Background: Studies have linked the natural history of many pathologies with environmental physical activity. This study investigated the relationship between the occurrence of ventricular tachycardia/fibrillation (VT/VF) recorded by implantable cardioverter defibrillators (ICD) and geomagnetic and cosmic ray (neutron) activity.

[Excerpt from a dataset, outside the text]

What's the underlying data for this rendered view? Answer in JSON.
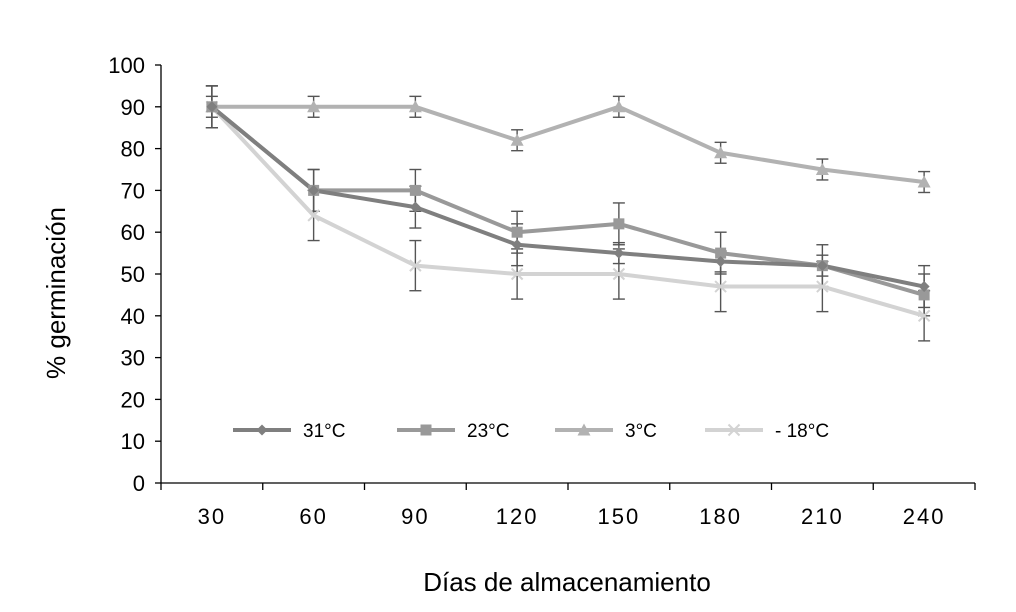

Methods: The study group included 85 patients (73 men) with cardiomyopathy (80% ischemic) who underwent ICD placement in the years 1995-2006; 74% had a left ventricular ejection fraction of < 30%. Data on the days on which VT/VF occurred (total number of days: 284) and the days on which the patients were treated (total number of treatments: 580) were collected from the ICD records. The findings were analyzed against levels of geomagnetic activity (GMA) (I degree -IV degree) and cosmic ray activity (CRA), derived from international observatories, on the same days and throughout the study period.
Results: On days of VT/VF, daily values of GMA level averaged 1.5 +/- 0.7, consistent with level I degree (quiet). The ratios of daily VT/VF episodes and treatment to GMA level for the whole study period were as follows: 1.2 level I; 0.9 level II; 0.69 level III; 0.78 level IV (r = -0.974; p = 0.02). Mean CRA on days of VT/VF was 9246.8 +/- 299.0 imp/min, and for all 4383 days studied, 8805.33 +/- 411.4 imp/min (p < 0.0001).
Conclusions: In patients with predominantly ischemic cardiomyopathy and severe left ventricular dysfunction, VT/VF occurs more often on days of low GMA and high CRA. Further studies are needed to determine the underlying mechanism of the effect of neutron activity on cardiac electrical instability.